Cole Freeman is an idiosyncratic, flawed character—nurse’s aid, drug dealer, thief, grandson, and boyfriend. He steals from the people who trust and depend on him in the nursing home. How did Cole evolve?

eveninghourBefore I started writing the novel, I’d read an article in the New York Times about this young dealer who bought pills from old people in his town and then resold them to a younger crowd, and he stuck with me—how savvy and sharp he was. Not long after reading that article I wrote a scene that featured an aide in a nursing home who spoon-feeds oatmeal to a resident and then steals his money. That was the birth of The Evening Hour, and Cole Freeman, a nurse’s aide and drug dealer who, like the guy in the article, buys his supplies from old people. I wanted to have a protagonist who wasn’t heroic and who sometimes did things that were “bad,” or at least questionable.

Cole evolved into this complicated and sympathetic character. Yes, he’s buying drugs from the old people, and stealing from them, but he’s one of the few who talks to them and spends time with them, who genuinely cares about them. I think Cole wants out, not necessarily from where he lives, but the life he’s made for himself, and the history that weighs him down. He doesn’t know how to change or where to go or how to define himself, and that is a part of his struggle. He wants to make himself a better man and to reconcile his relationship with God, his grandfather, his mother.

Cole meanders through his life. Things start to shift with death of grandfather, and the arrival of Terry and his mother. Meeting Lacy also opens up his world in new ways.

Cole has many complex relationships—his girlfriend Lacy, his ex-girlfriend Charlotte, and Terry Rose, Cole’s oldest male friend, and the one with whom he has the most conflicted connection. Cole has slept with both men and women. How did you arrive at this element of Cole’s character and what is its significance in his journey?

You know, I can’t remember when I realized that Cole and Terry also had a sexual component to their relationship; I think it was probably after I’d been working on the novel for about a year. But once I figured that out, I felt like I understood Cole better, about why he felt so betrayed by Terry. Terry was the only person Cole felt close to when he was younger. Terry was accepting of Cole’s differences – his stutter, his family’s unconventional religion. Cole felt safe around Terry, and I think let himself be known, whereas he doesn’t show that kind of vulnerability with Charlotte, or even with Lacy. Terry was Cole’s first love, and so there is this part of Cole that feels nostalgic for the trust and closeness that they shared, which is much harder to find as an adult. When Terry chose to marry Karen, instead of running off with Cole, Cole felt abandoned, again, and he closed himself off.

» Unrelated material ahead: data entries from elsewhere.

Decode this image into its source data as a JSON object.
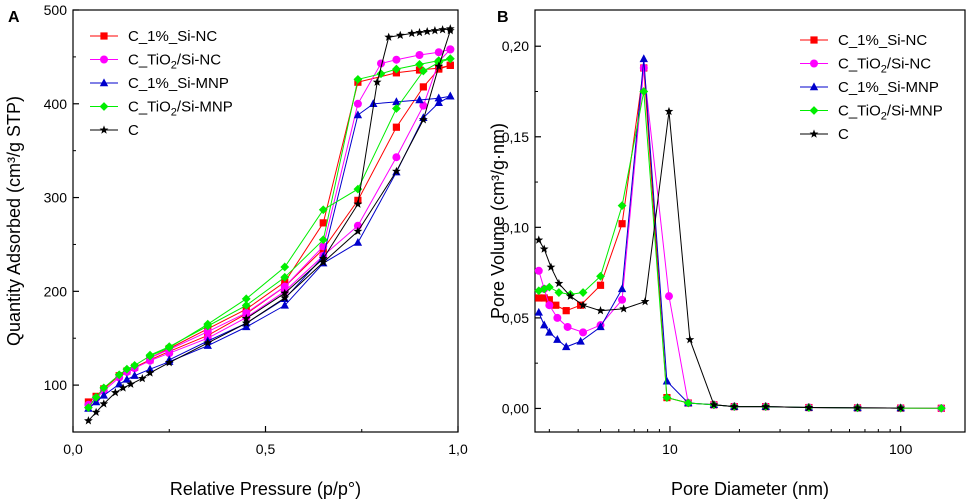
{
  "chart_data": [
    {
      "panel": "A",
      "type": "line",
      "xlabel": "Relative Pressure (p/p°)",
      "ylabel": "Quantity Adsorbed (cm³/g STP)",
      "xlim": [
        0.0,
        1.0
      ],
      "ylim": [
        50,
        500
      ],
      "xticks": [
        "0,0",
        "0,5",
        "1,0"
      ],
      "yticks": [
        "100",
        "200",
        "300",
        "400",
        "500"
      ],
      "legend_position": "top-left",
      "series": [
        {
          "name": "C_1%_Si-NC",
          "label_base": "C_1%_Si-NC",
          "label_sub": "",
          "label_rest": "",
          "color": "#ff0000",
          "marker": "square",
          "adsorption": [
            [
              0.04,
              82
            ],
            [
              0.06,
              88
            ],
            [
              0.08,
              96
            ],
            [
              0.12,
              110
            ],
            [
              0.14,
              115
            ],
            [
              0.16,
              119
            ],
            [
              0.2,
              127
            ],
            [
              0.25,
              136
            ],
            [
              0.35,
              153
            ],
            [
              0.45,
              176
            ],
            [
              0.55,
              205
            ],
            [
              0.65,
              245
            ],
            [
              0.74,
              297
            ],
            [
              0.84,
              375
            ],
            [
              0.91,
              418
            ],
            [
              0.95,
              437
            ],
            [
              0.98,
              441
            ]
          ],
          "desorption": [
            [
              0.98,
              441
            ],
            [
              0.95,
              438
            ],
            [
              0.9,
              436
            ],
            [
              0.84,
              433
            ],
            [
              0.74,
              423
            ],
            [
              0.65,
              273
            ],
            [
              0.55,
              210
            ],
            [
              0.45,
              181
            ],
            [
              0.35,
              160
            ],
            [
              0.25,
              139
            ],
            [
              0.2,
              129
            ]
          ]
        },
        {
          "name": "C_TiO2/Si-NC",
          "label_base": "C_TiO",
          "label_sub": "2",
          "label_rest": "/Si-NC",
          "color": "#ff00ff",
          "marker": "circle",
          "adsorption": [
            [
              0.04,
              79
            ],
            [
              0.06,
              86
            ],
            [
              0.08,
              94
            ],
            [
              0.12,
              108
            ],
            [
              0.14,
              114
            ],
            [
              0.16,
              118
            ],
            [
              0.2,
              126
            ],
            [
              0.25,
              134
            ],
            [
              0.35,
              150
            ],
            [
              0.45,
              172
            ],
            [
              0.55,
              200
            ],
            [
              0.65,
              238
            ],
            [
              0.74,
              270
            ],
            [
              0.84,
              343
            ],
            [
              0.91,
              398
            ],
            [
              0.95,
              445
            ],
            [
              0.98,
              458
            ]
          ],
          "desorption": [
            [
              0.98,
              458
            ],
            [
              0.95,
              455
            ],
            [
              0.9,
              452
            ],
            [
              0.84,
              447
            ],
            [
              0.8,
              443
            ],
            [
              0.74,
              400
            ],
            [
              0.65,
              248
            ],
            [
              0.55,
              205
            ],
            [
              0.45,
              177
            ],
            [
              0.35,
              157
            ],
            [
              0.25,
              138
            ],
            [
              0.2,
              129
            ]
          ]
        },
        {
          "name": "C_1%_Si-MNP",
          "label_base": "C_1%_Si-MNP",
          "label_sub": "",
          "label_rest": "",
          "color": "#0000cc",
          "marker": "triangle",
          "adsorption": [
            [
              0.04,
              75
            ],
            [
              0.06,
              82
            ],
            [
              0.08,
              89
            ],
            [
              0.12,
              101
            ],
            [
              0.14,
              106
            ],
            [
              0.16,
              110
            ],
            [
              0.2,
              117
            ],
            [
              0.25,
              125
            ],
            [
              0.35,
              142
            ],
            [
              0.45,
              162
            ],
            [
              0.55,
              185
            ],
            [
              0.65,
              230
            ],
            [
              0.74,
              252
            ],
            [
              0.84,
              327
            ],
            [
              0.91,
              385
            ],
            [
              0.95,
              401
            ],
            [
              0.98,
              408
            ]
          ],
          "desorption": [
            [
              0.98,
              408
            ],
            [
              0.95,
              406
            ],
            [
              0.9,
              404
            ],
            [
              0.84,
              402
            ],
            [
              0.78,
              400
            ],
            [
              0.74,
              388
            ],
            [
              0.65,
              237
            ],
            [
              0.55,
              192
            ],
            [
              0.45,
              166
            ],
            [
              0.35,
              147
            ],
            [
              0.25,
              127
            ]
          ]
        },
        {
          "name": "C_TiO2/Si-MNP",
          "label_base": "C_TiO",
          "label_sub": "2",
          "label_rest": "/Si-MNP",
          "color": "#00ee00",
          "marker": "diamond",
          "adsorption": [
            [
              0.04,
              76
            ],
            [
              0.06,
              87
            ],
            [
              0.08,
              97
            ],
            [
              0.12,
              111
            ],
            [
              0.14,
              117
            ],
            [
              0.16,
              121
            ],
            [
              0.2,
              131
            ],
            [
              0.25,
              140
            ],
            [
              0.35,
              165
            ],
            [
              0.45,
              192
            ],
            [
              0.55,
              226
            ],
            [
              0.65,
              287
            ],
            [
              0.74,
              309
            ],
            [
              0.84,
              395
            ],
            [
              0.91,
              435
            ],
            [
              0.95,
              444
            ],
            [
              0.98,
              448
            ]
          ],
          "desorption": [
            [
              0.98,
              448
            ],
            [
              0.95,
              446
            ],
            [
              0.9,
              442
            ],
            [
              0.84,
              437
            ],
            [
              0.8,
              432
            ],
            [
              0.74,
              426
            ],
            [
              0.65,
              255
            ],
            [
              0.55,
              215
            ],
            [
              0.45,
              185
            ],
            [
              0.35,
              163
            ],
            [
              0.25,
              141
            ],
            [
              0.2,
              132
            ]
          ]
        },
        {
          "name": "C",
          "label_base": "C",
          "label_sub": "",
          "label_rest": "",
          "color": "#000000",
          "marker": "star",
          "adsorption": [
            [
              0.04,
              62
            ],
            [
              0.06,
              71
            ],
            [
              0.08,
              80
            ],
            [
              0.11,
              92
            ],
            [
              0.13,
              97
            ],
            [
              0.15,
              101
            ],
            [
              0.18,
              107
            ],
            [
              0.2,
              113
            ],
            [
              0.25,
              124
            ],
            [
              0.35,
              145
            ],
            [
              0.45,
              166
            ],
            [
              0.55,
              193
            ],
            [
              0.65,
              231
            ],
            [
              0.74,
              264
            ],
            [
              0.84,
              328
            ],
            [
              0.91,
              383
            ],
            [
              0.95,
              440
            ],
            [
              0.98,
              478
            ]
          ],
          "desorption": [
            [
              0.98,
              480
            ],
            [
              0.96,
              479
            ],
            [
              0.94,
              478
            ],
            [
              0.92,
              477
            ],
            [
              0.9,
              476
            ],
            [
              0.88,
              475
            ],
            [
              0.85,
              473
            ],
            [
              0.82,
              471
            ],
            [
              0.79,
              423
            ],
            [
              0.74,
              293
            ],
            [
              0.65,
              235
            ],
            [
              0.55,
              198
            ],
            [
              0.45,
              171
            ]
          ]
        }
      ]
    },
    {
      "panel": "B",
      "type": "line",
      "xscale": "log",
      "xlabel": "Pore Diameter (nm)",
      "ylabel": "Pore Volume (cm³/g·nm)",
      "xlim": [
        2.6,
        190
      ],
      "ylim": [
        -0.013,
        0.22
      ],
      "xticks": [
        "10",
        "100"
      ],
      "yticks": [
        "0,00",
        "0,05",
        "0,10",
        "0,15",
        "0,20"
      ],
      "legend_position": "top-right",
      "series": [
        {
          "name": "C_1%_Si-NC",
          "label_base": "C_1%_Si-NC",
          "label_sub": "",
          "label_rest": "",
          "color": "#ff0000",
          "marker": "square",
          "points": [
            [
              2.7,
              0.061
            ],
            [
              2.85,
              0.061
            ],
            [
              3.0,
              0.06
            ],
            [
              3.2,
              0.057
            ],
            [
              3.55,
              0.054
            ],
            [
              4.1,
              0.057
            ],
            [
              5.0,
              0.068
            ],
            [
              6.2,
              0.102
            ],
            [
              7.7,
              0.188
            ],
            [
              9.7,
              0.006
            ],
            [
              12,
              0.003
            ],
            [
              15.5,
              0.002
            ],
            [
              19,
              0.001
            ],
            [
              26,
              0.001
            ],
            [
              40,
              0.0005
            ],
            [
              65,
              0.0003
            ],
            [
              100,
              0.0002
            ],
            [
              150,
              0.0001
            ]
          ]
        },
        {
          "name": "C_TiO2/Si-NC",
          "label_base": "C_TiO",
          "label_sub": "2",
          "label_rest": "/Si-NC",
          "color": "#ff00ff",
          "marker": "circle",
          "points": [
            [
              2.7,
              0.076
            ],
            [
              2.85,
              0.066
            ],
            [
              3.0,
              0.057
            ],
            [
              3.25,
              0.05
            ],
            [
              3.6,
              0.045
            ],
            [
              4.2,
              0.042
            ],
            [
              5.0,
              0.046
            ],
            [
              6.2,
              0.06
            ],
            [
              7.7,
              0.188
            ],
            [
              9.9,
              0.062
            ],
            [
              12,
              0.003
            ],
            [
              15.5,
              0.002
            ],
            [
              19,
              0.001
            ],
            [
              26,
              0.001
            ],
            [
              40,
              0.0005
            ],
            [
              65,
              0.0003
            ],
            [
              100,
              0.0002
            ],
            [
              150,
              0.0001
            ]
          ]
        },
        {
          "name": "C_1%_Si-MNP",
          "label_base": "C_1%_Si-MNP",
          "label_sub": "",
          "label_rest": "",
          "color": "#0000cc",
          "marker": "triangle",
          "points": [
            [
              2.7,
              0.053
            ],
            [
              2.85,
              0.046
            ],
            [
              3.0,
              0.042
            ],
            [
              3.25,
              0.038
            ],
            [
              3.55,
              0.034
            ],
            [
              4.1,
              0.037
            ],
            [
              5.0,
              0.045
            ],
            [
              6.2,
              0.066
            ],
            [
              7.7,
              0.193
            ],
            [
              9.7,
              0.015
            ],
            [
              12,
              0.003
            ],
            [
              15.5,
              0.002
            ],
            [
              19,
              0.001
            ],
            [
              26,
              0.001
            ],
            [
              40,
              0.0005
            ],
            [
              65,
              0.0003
            ],
            [
              100,
              0.0002
            ]
          ]
        },
        {
          "name": "C_TiO2/Si-MNP",
          "label_base": "C_TiO",
          "label_sub": "2",
          "label_rest": "/Si-MNP",
          "color": "#00ee00",
          "marker": "diamond",
          "points": [
            [
              2.7,
              0.065
            ],
            [
              2.85,
              0.066
            ],
            [
              3.0,
              0.067
            ],
            [
              3.3,
              0.064
            ],
            [
              3.7,
              0.063
            ],
            [
              4.2,
              0.064
            ],
            [
              5.0,
              0.073
            ],
            [
              6.2,
              0.112
            ],
            [
              7.7,
              0.175
            ],
            [
              9.7,
              0.006
            ],
            [
              12,
              0.003
            ],
            [
              15.5,
              0.002
            ],
            [
              19,
              0.001
            ],
            [
              26,
              0.001
            ],
            [
              40,
              0.0005
            ],
            [
              65,
              0.0003
            ],
            [
              100,
              0.0002
            ],
            [
              150,
              0.0001
            ]
          ]
        },
        {
          "name": "C",
          "label_base": "C",
          "label_sub": "",
          "label_rest": "",
          "color": "#000000",
          "marker": "star",
          "points": [
            [
              2.7,
              0.093
            ],
            [
              2.85,
              0.088
            ],
            [
              3.05,
              0.078
            ],
            [
              3.3,
              0.069
            ],
            [
              3.7,
              0.062
            ],
            [
              4.2,
              0.057
            ],
            [
              5.0,
              0.054
            ],
            [
              6.3,
              0.055
            ],
            [
              7.8,
              0.059
            ],
            [
              9.9,
              0.164
            ],
            [
              12.2,
              0.038
            ],
            [
              15.5,
              0.002
            ],
            [
              19,
              0.001
            ],
            [
              26,
              0.001
            ],
            [
              40,
              0.0005
            ],
            [
              65,
              0.0003
            ],
            [
              100,
              0.0002
            ]
          ]
        }
      ]
    }
  ]
}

For me, the crucial question isn’t so much about whether Cole is gay or not. With his upbringing and the environment he grew up in, it would have been impossible for him to identify as gay. Instead, the question is more about intimacy. There is a subtle homoerotic tension throughout the novel, not just with Terry, but also with Reese, who does live as an openly gay man, and even with Luke Cutter, the preacher. I wanted to show how there can be different kinds of tenderness between men, and to explore the fluidity of sexuality, the many different layers of intimacy.

Moving back to the subject of religion, did you attend services in a Pentecostal church during the time you were researching the book? And about snake handling, what is your impression of how often people are bitten?

I never went to a church that practices snake-handling. I hunted around a little bit, but I didn’t see any way to get access into that world. There aren’t very many of these churches, and they are not advertised. There is a fascinating documentary by Peter Adair, The Holy Ghost People, about a serpent-handling church. From the research I did, it seems like bites aren’t frequent, but it depends on how often people are handling. Recently, there was a pastor in West Virginia, Mark Wolford, who died after he was bit by a rattlesnake during a service. It is a fascinating world.